Новая форма никогда не может возникнуть лишь из желания создать что-то новое. Она есть следствие уникальности и цельности внутреннего мира художника – его персональной вселенной.
Каждое человеческое существо осваивает мироздание и выстраивает свой уникальный образ мира. Разум производит ментальные образы, чувства их окрашивают. Поэтому для кого-то мир – ужасный, для кого-то – прекрасный, для большинства – нестабильный. Художник, как и каждый человек – персональная вселенная. Он имеет счастье, которого не просто добиться, выражать себя в творчестве. Искренний и внутренне честный художник проходит стадию «познай себя». Древние знали о её важности.

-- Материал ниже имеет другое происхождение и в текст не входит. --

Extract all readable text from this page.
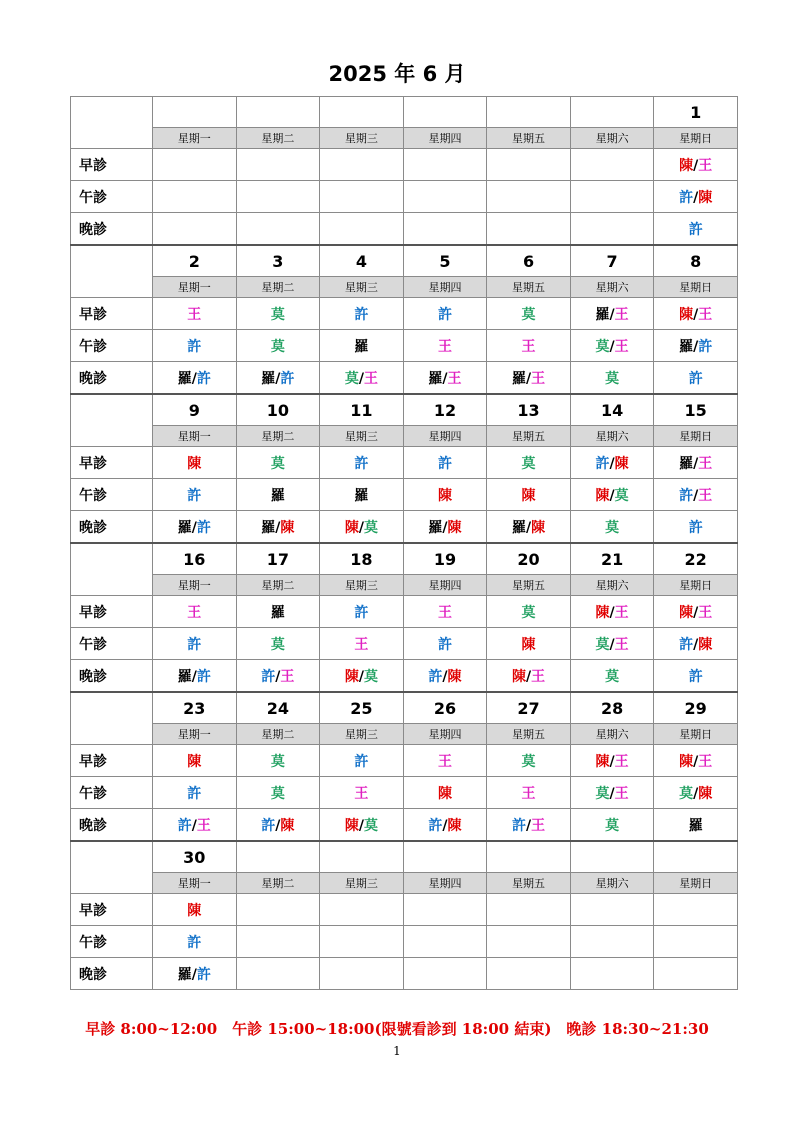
2025 年 6 月
							1
	星期一	星期二	星期三	星期四	星期五	星期六	星期日
早診							陳/王
午診							許/陳
晚診							許
	2	3	4	5	6	7	8
	星期一	星期二	星期三	星期四	星期五	星期六	星期日
早診	王	莫	許	許	莫	羅/王	陳/王
午診	許	莫	羅	王	王	莫/王	羅/許
晚診	羅/許	羅/許	莫/王	羅/王	羅/王	莫	許
	9	10	11	12	13	14	15
	星期一	星期二	星期三	星期四	星期五	星期六	星期日
早診	陳	莫	許	許	莫	許/陳	羅/王
午診	許	羅	羅	陳	陳	陳/莫	許/王
晚診	羅/許	羅/陳	陳/莫	羅/陳	羅/陳	莫	許
	16	17	18	19	20	21	22
	星期一	星期二	星期三	星期四	星期五	星期六	星期日
早診	王	羅	許	王	莫	陳/王	陳/王
午診	許	莫	王	許	陳	莫/王	許/陳
晚診	羅/許	許/王	陳/莫	許/陳	陳/王	莫	許
	23	24	25	26	27	28	29
	星期一	星期二	星期三	星期四	星期五	星期六	星期日
早診	陳	莫	許	王	莫	陳/王	陳/王
午診	許	莫	王	陳	王	莫/王	莫/陳
晚診	許/王	許/陳	陳/莫	許/陳	許/王	莫	羅
	30						
	星期一	星期二	星期三	星期四	星期五	星期六	星期日
早診	陳						
午診	許						
晚診	羅/許						
早診 8:00~12:00　午診 15:00~18:00(限號看診到 18:00 結束)　晚診 18:30~21:30
1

Любое искусство – исповедь, независимо от желания художника. В моих работах постепенно стал исчезать мир физических объектов, его сменял мир прозрачных образов. Не потому, что я решила: «а не нарисовать ли что-нибудь прозрачное?» Нет. Незаметно во мне открывалось нечто, и это нечто требовало своих средств выражения. Возникал новый язык – мир прозрачных форм. Материальное меня больше не интересовало, изменилось и само пространство. Сначала всё на холсте было в замкнутом стенами объеме, потом появилось окно в другое, бесконечное пространство, стены постепенно стали прозрачными и вовсе исчезли. С тех пор пространство всех моих холстов – НЕБО или НЕБОМОРЕ.
Я очень люблю делать то, что я делаю. Мне не нужны физические путешествия куда-то. Когда нахожусь в мастерской, а там я нахожусь всегда, если не делаю выставки, то открываю для себя потрясающие вещи. Творчество – это наиболее интересное из всего, что может со мною быть.
Такое понимание искусства было невозможным в официальном искусстве советского времени?
В Союз художников я вступила очень рано ещё незрелым художником. Меня прекрасно приняли, сложности возникли по мере обретения своего лица. По молодости, я ожидала, что Союз художников – это Парнас, где все думают лишь о высоком, а обнаружила маленький мир со своими правилами игры, местными гениями, стремлением к власти, короче, там было всё, как бывает обычно. Это нормально. Но там я встретила и много замечательных, достойных личностей, хотя вцелом, это был не мой мир. Формально оставаясь, внутренне я ушла. Моё творчество никогда не было политизированным. Последний раз я диссиденствовала в 14 лет со своим отцом, очень достойным человеком, героем и убежденным коммунистом. Всё выяснила (смеётся) и с тех пор мне это не интересно. Искусство – это другой «этаж». Тем-не-менее, с выставками было всё сложно, а с 1983 года мне, как говорят, перекрыли все шланги. Я к этому относилась спокойно и ни к кому у меня претензий не было и нет. Если понимаешь «правила игры», но не принимаешь их – платишь за это. В конце концов, в то время уже не расстреливали. Я могла работать и это было главное. Работала я на крошечном, почти без света, чердаке. И это было счастье. Я многое сделала там.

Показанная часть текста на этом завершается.